Same as above, except --depth=1 removed because you probably want the history for annotations.

git clone git@github.com:NationalSecurityAgency/ghidra.git
cd ghidra
gradle --init-script gradle/support/fetchDependencies.gradle init
gradle prepDev
gradle buildNatives_linux64 # or whatever your OS is
gradle eclipse

Import

• Choose File -> New -> Project from Existing Sources and select the ghidra folder that is the root of the checked out git repository.

• Choose Eclipse from Import project from external model. The resulting project has more information than if importing from Gradle.

• Leave the defaults in the next screen, or change them if you know what you are doing. I don’t.

• Import all Eclipse projects

• Use the default code style of IntelliJ. The eclipse files do not seem to contain one.

• Select 11 as your project SDK. The home path should be something that explicitly contains java-11-openjdk so it does not break when your system updates to a newer Java version.

You should now have the Ghidra source tree as a project in IntelliJ. IntelliJ should detect the Gradle build script and prompt you in the lower right corner. Click Import Gradle Project to import it so you can use the gradle tasks.

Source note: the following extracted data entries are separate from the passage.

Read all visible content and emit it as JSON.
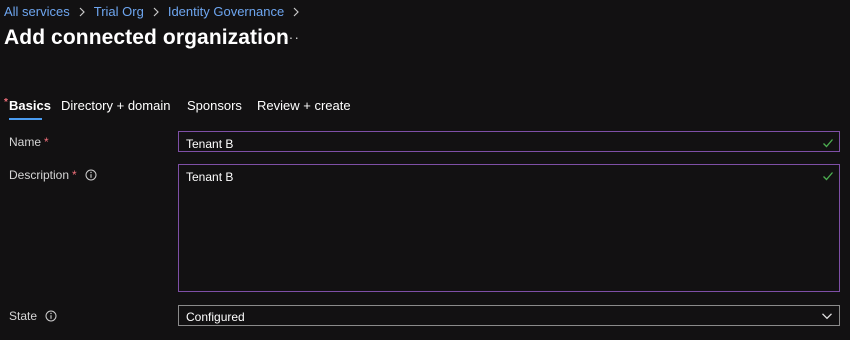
{
  "breadcrumb": {
    "items": [
      "All services",
      "Trial Org",
      "Identity Governance"
    ]
  },
  "page": {
    "title": "Add connected organization",
    "more_label": "···"
  },
  "tabs": [
    {
      "label": "Basics",
      "active": true,
      "required": true
    },
    {
      "label": "Directory + domain",
      "active": false
    },
    {
      "label": "Sponsors",
      "active": false
    },
    {
      "label": "Review + create",
      "active": false
    }
  ],
  "form": {
    "name": {
      "label": "Name",
      "required_mark": "*",
      "value": "Tenant B"
    },
    "description": {
      "label": "Description",
      "required_mark": "*",
      "value": "Tenant B"
    },
    "state": {
      "label": "State",
      "value": "Configured"
    }
  },
  "colors": {
    "link": "#6ea6f0",
    "required": "#f1707b",
    "field_border": "#7e4fa6",
    "valid_check": "#4caf50",
    "tab_underline": "#4a9cf0"
  },
  "icons": {
    "breadcrumb_separator": "chevron-right-icon",
    "valid": "checkmark-icon",
    "info": "info-icon",
    "dropdown": "chevron-down-icon"
  }
}
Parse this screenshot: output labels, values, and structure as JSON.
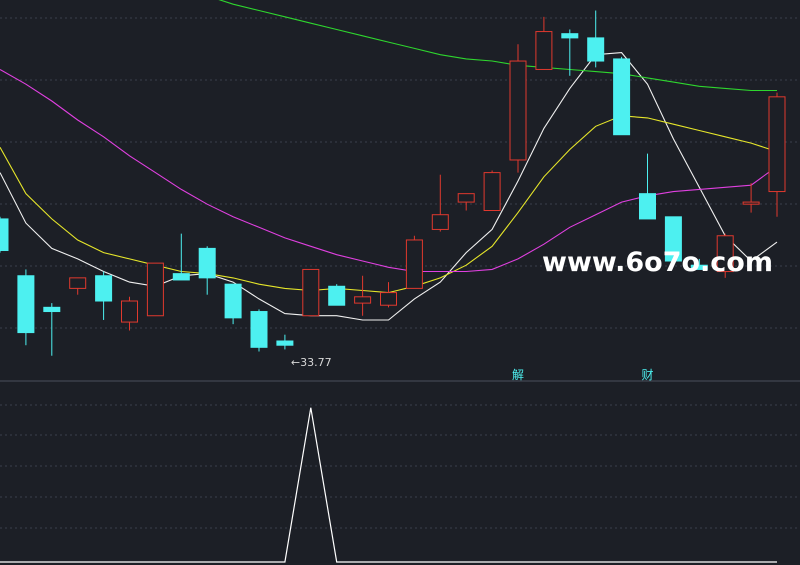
{
  "colors": {
    "background": "#1c1f26",
    "grid": "#3a3f4c",
    "divider": "#4a4f5c",
    "up": "#e0392e",
    "down": "#4df0f0",
    "ma5": "#f0f0f0",
    "ma10": "#e6e62a",
    "ma20": "#e040e0",
    "ma60": "#2ed62e",
    "indicator": "#ffffff",
    "label": "#4df0f0",
    "watermark": "#ffffff"
  },
  "watermark": "www.6o7o.com",
  "low_label": "←33.77",
  "event_labels": [
    "解",
    "财"
  ],
  "chart_data": [
    {
      "type": "candlestick",
      "ylim": [
        32.3,
        50.4
      ],
      "grid": true,
      "x": [
        1,
        2,
        3,
        4,
        5,
        6,
        7,
        8,
        9,
        10,
        11,
        12,
        13,
        14,
        15,
        16,
        17,
        18,
        19,
        20,
        21,
        22,
        23,
        24,
        25,
        26,
        27,
        28,
        29,
        30,
        31
      ],
      "candles": [
        {
          "o": 40.0,
          "h": 40.1,
          "l": 38.4,
          "c": 38.5
        },
        {
          "o": 37.3,
          "h": 37.6,
          "l": 34.0,
          "c": 34.6
        },
        {
          "o": 35.8,
          "h": 36.0,
          "l": 33.5,
          "c": 35.6
        },
        {
          "o": 36.7,
          "h": 37.1,
          "l": 36.4,
          "c": 37.2
        },
        {
          "o": 37.3,
          "h": 37.5,
          "l": 35.2,
          "c": 36.1
        },
        {
          "o": 35.1,
          "h": 36.3,
          "l": 34.7,
          "c": 36.1
        },
        {
          "o": 35.4,
          "h": 37.9,
          "l": 35.4,
          "c": 37.9
        },
        {
          "o": 37.4,
          "h": 39.3,
          "l": 37.1,
          "c": 37.1
        },
        {
          "o": 38.6,
          "h": 38.7,
          "l": 36.4,
          "c": 37.2
        },
        {
          "o": 36.9,
          "h": 36.9,
          "l": 35.0,
          "c": 35.3
        },
        {
          "o": 35.6,
          "h": 35.7,
          "l": 33.7,
          "c": 33.9
        },
        {
          "o": 34.2,
          "h": 34.5,
          "l": 33.8,
          "c": 34.0
        },
        {
          "o": 35.4,
          "h": 37.6,
          "l": 35.4,
          "c": 37.6
        },
        {
          "o": 36.8,
          "h": 36.9,
          "l": 35.9,
          "c": 35.9
        },
        {
          "o": 36.0,
          "h": 37.3,
          "l": 35.4,
          "c": 36.3
        },
        {
          "o": 35.9,
          "h": 37.0,
          "l": 35.8,
          "c": 36.5
        },
        {
          "o": 36.7,
          "h": 39.2,
          "l": 36.7,
          "c": 39.0
        },
        {
          "o": 39.5,
          "h": 42.1,
          "l": 39.4,
          "c": 40.2
        },
        {
          "o": 40.8,
          "h": 41.2,
          "l": 40.4,
          "c": 41.2
        },
        {
          "o": 40.4,
          "h": 42.3,
          "l": 40.4,
          "c": 42.2
        },
        {
          "o": 42.8,
          "h": 48.3,
          "l": 42.2,
          "c": 47.5
        },
        {
          "o": 47.1,
          "h": 49.6,
          "l": 47.1,
          "c": 48.9
        },
        {
          "o": 48.8,
          "h": 49.0,
          "l": 46.8,
          "c": 48.6
        },
        {
          "o": 48.6,
          "h": 49.9,
          "l": 47.2,
          "c": 47.5
        },
        {
          "o": 47.6,
          "h": 47.7,
          "l": 44.0,
          "c": 44.0
        },
        {
          "o": 41.2,
          "h": 43.1,
          "l": 40.0,
          "c": 40.0
        },
        {
          "o": 40.1,
          "h": 40.1,
          "l": 37.9,
          "c": 38.0
        },
        {
          "o": 37.8,
          "h": 38.1,
          "l": 37.6,
          "c": 37.6
        },
        {
          "o": 37.5,
          "h": 39.3,
          "l": 37.2,
          "c": 39.2
        },
        {
          "o": 40.7,
          "h": 41.7,
          "l": 40.3,
          "c": 40.8
        },
        {
          "o": 41.3,
          "h": 46.0,
          "l": 40.1,
          "c": 45.8
        }
      ],
      "series": [
        {
          "name": "MA5",
          "values": [
            42.2,
            39.8,
            38.6,
            38.1,
            37.5,
            37.0,
            36.8,
            37.3,
            37.4,
            37.0,
            36.2,
            35.5,
            35.4,
            35.4,
            35.2,
            35.2,
            36.2,
            37.0,
            38.4,
            39.5,
            41.8,
            44.3,
            46.2,
            47.8,
            47.9,
            46.4,
            43.8,
            41.5,
            39.2,
            38.0,
            38.9
          ]
        },
        {
          "name": "MA10",
          "values": [
            43.4,
            41.2,
            40.0,
            39.0,
            38.4,
            38.1,
            37.8,
            37.5,
            37.4,
            37.2,
            36.9,
            36.7,
            36.6,
            36.7,
            36.6,
            36.5,
            36.8,
            37.2,
            37.8,
            38.7,
            40.3,
            42.0,
            43.3,
            44.4,
            44.9,
            44.8,
            44.5,
            44.2,
            43.9,
            43.6,
            43.2
          ]
        },
        {
          "name": "MA20",
          "values": [
            47.1,
            46.4,
            45.6,
            44.7,
            43.9,
            43.0,
            42.2,
            41.4,
            40.7,
            40.1,
            39.6,
            39.1,
            38.7,
            38.3,
            38.0,
            37.7,
            37.5,
            37.5,
            37.5,
            37.6,
            38.1,
            38.8,
            39.6,
            40.2,
            40.8,
            41.1,
            41.3,
            41.4,
            41.5,
            41.6,
            42.5
          ]
        },
        {
          "name": "MA60",
          "values": [
            54.0,
            53.6,
            53.2,
            52.7,
            52.3,
            51.9,
            51.4,
            51.0,
            50.6,
            50.2,
            49.9,
            49.6,
            49.3,
            49.0,
            48.7,
            48.4,
            48.1,
            47.8,
            47.6,
            47.5,
            47.3,
            47.2,
            47.1,
            47.0,
            46.9,
            46.7,
            46.5,
            46.3,
            46.2,
            46.1,
            46.1
          ]
        }
      ]
    },
    {
      "type": "line",
      "x": [
        1,
        2,
        3,
        4,
        5,
        6,
        7,
        8,
        9,
        10,
        11,
        12,
        13,
        14,
        15,
        16,
        17,
        18,
        19,
        20,
        21,
        22,
        23,
        24,
        25,
        26,
        27,
        28,
        29,
        30,
        31
      ],
      "ylim": [
        0,
        1.05
      ],
      "grid": true,
      "series": [
        {
          "values": [
            0,
            0,
            0,
            0,
            0,
            0,
            0,
            0,
            0,
            0,
            0,
            0,
            1,
            0,
            0,
            0,
            0,
            0,
            0,
            0,
            0,
            0,
            0,
            0,
            0,
            0,
            0,
            0,
            0,
            0,
            0
          ]
        }
      ]
    }
  ]
}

IntelliJ should now start indexing the source files.

Build

The default build button, the green hammer, will not work. IntelliJ tries to compile tests and ghidra_scripts which will fail because their imports cannot be resolved. I have not found a way to get IntelliJ to ignore them, but workaround is simple enough that I did not investigate this thoroughly.

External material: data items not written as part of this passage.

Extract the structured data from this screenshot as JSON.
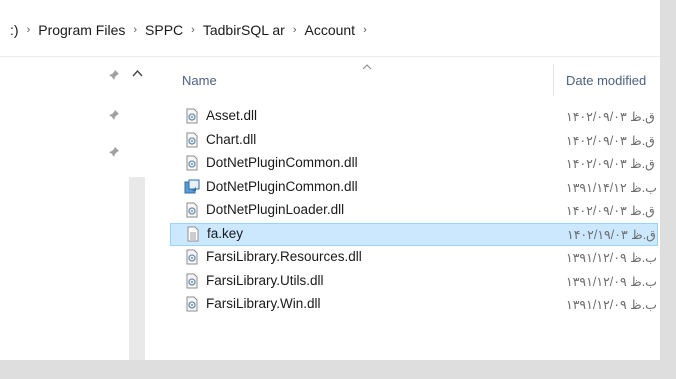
{
  "breadcrumb": {
    "items": [
      ":)",
      "Program Files",
      "SPPC",
      "TadbirSQL ar",
      "Account"
    ],
    "separator": "›"
  },
  "columns": {
    "name": "Name",
    "date_modified": "Date modified"
  },
  "files": [
    {
      "name": "Asset.dll",
      "icon": "dll-icon",
      "date": "ق.ظ ۱۴۰۲/۰۹/۰۳",
      "selected": false
    },
    {
      "name": "Chart.dll",
      "icon": "dll-icon",
      "date": "ق.ظ ۱۴۰۲/۰۹/۰۳",
      "selected": false
    },
    {
      "name": "DotNetPluginCommon.dll",
      "icon": "dll-icon",
      "date": "ق.ظ ۱۴۰۲/۰۹/۰۳",
      "selected": false
    },
    {
      "name": "DotNetPluginCommon.dll",
      "icon": "setup-icon",
      "date": "ب.ظ ۱۳۹۱/۱۴/۱۲",
      "selected": false
    },
    {
      "name": "DotNetPluginLoader.dll",
      "icon": "dll-icon",
      "date": "ق.ظ ۱۴۰۲/۰۹/۰۳",
      "selected": false
    },
    {
      "name": "fa.key",
      "icon": "text-file-icon",
      "date": "ق.ظ ۱۴۰۲/۱۹/۰۳",
      "selected": true
    },
    {
      "name": "FarsiLibrary.Resources.dll",
      "icon": "dll-icon",
      "date": "ب.ظ ۱۳۹۱/۱۲/۰۹",
      "selected": false
    },
    {
      "name": "FarsiLibrary.Utils.dll",
      "icon": "dll-icon",
      "date": "ب.ظ ۱۳۹۱/۱۲/۰۹",
      "selected": false
    },
    {
      "name": "FarsiLibrary.Win.dll",
      "icon": "dll-icon",
      "date": "ب.ظ ۱۳۹۱/۱۲/۰۹",
      "selected": false
    }
  ],
  "colors": {
    "header_text": "#4d6082",
    "selection_bg": "#cce8ff",
    "selection_border": "#99d1ff"
  }
}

IntelliJ can parse the gradle tasks and use them. The most important ones are:

classes

This builds the .class files of nearly everything. For some reason that doesn’t include the Version Tracking under some circumstances, if that is an issue change the directory to ./Ghidra/Features/VersionTracking and run gradle classes there. The .class files will be put into the build folder relative to the respective module root. This is not where a running instance of Ghidra expects them to be by default. For details and running Ghidra see the respective separate blogpost.

buildGhidra

Creates a .zip release like the ones downloadable from the website. This should work like a regular release build so if you cannot get something to work with the dev setup that works with the release setup, you can still use this to have a test release with custom fixes.

Conclusion

This setup allows you to easily read the source code of some release or commit and thus help you to understand how Ghidra works internally. Running and debugging will be the topic of the next blogpost.